Kopi luwak is brewed from coffee beans that transversed the gastrointestinal tract of an Asian palm civet, and were thus subjected to a combination of acidic, enzymatic, and fermentation treatment. During digestion, digestive enzymes and gastric juices permeate through the endocarp of coffee cherries and break down storage proteins, yielding shorter peptides. 

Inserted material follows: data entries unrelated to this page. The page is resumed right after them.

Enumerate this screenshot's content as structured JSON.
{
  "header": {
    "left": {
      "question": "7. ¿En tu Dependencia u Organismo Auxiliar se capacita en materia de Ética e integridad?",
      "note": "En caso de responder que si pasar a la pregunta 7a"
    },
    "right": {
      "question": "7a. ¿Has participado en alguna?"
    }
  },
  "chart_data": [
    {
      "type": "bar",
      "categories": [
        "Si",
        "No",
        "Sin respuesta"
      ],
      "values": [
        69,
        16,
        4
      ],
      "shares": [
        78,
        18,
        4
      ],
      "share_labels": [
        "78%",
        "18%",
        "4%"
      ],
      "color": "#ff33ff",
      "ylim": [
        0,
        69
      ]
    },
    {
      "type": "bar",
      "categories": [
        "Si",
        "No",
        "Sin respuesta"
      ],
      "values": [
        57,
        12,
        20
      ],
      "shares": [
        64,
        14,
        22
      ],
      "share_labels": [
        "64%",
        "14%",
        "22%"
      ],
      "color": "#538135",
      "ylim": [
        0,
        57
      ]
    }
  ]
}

This alters the composition of amino acids and impacts the aroma of the coffee. In the roasting process, the proteins undergo a non-enzymatic Maillard reaction. The palm civet is thought to select the most ripe and flawless coffee cherries. This selection influences the flavor of the coffee, as does the digestive process. The beans begin to germinate by malting, which reduces their bitterness. When performed in nature, or in the wild, these two mechanisms achieve the same goal as selective picking and the wet or washed process of coffee milling: 1) harvesting optimally ripe cherries and 2) mechanically and chemically removing the pulp and skin from the cherry, leaving mainly the seed. Traditionally, excreted coffee beans were collected directly in plantations and forests. 
As the international demand for kopi luwak increased, some producers turned to caged production methods to increase yields. In 2014, the annual kopi luwak production was grossly estimated at less than 127 kg. It is produced in Indonesia, East Timor, the Philippines, Thailand and Vietnam. The taste of kopi luwak varies with the type and origin of excreted beans, processing, roasting, aging, and brewing. The ability of the civet to select its berries, and other aspects of the civet's diet and health, like stress levels, may also influence the processing and hence taste.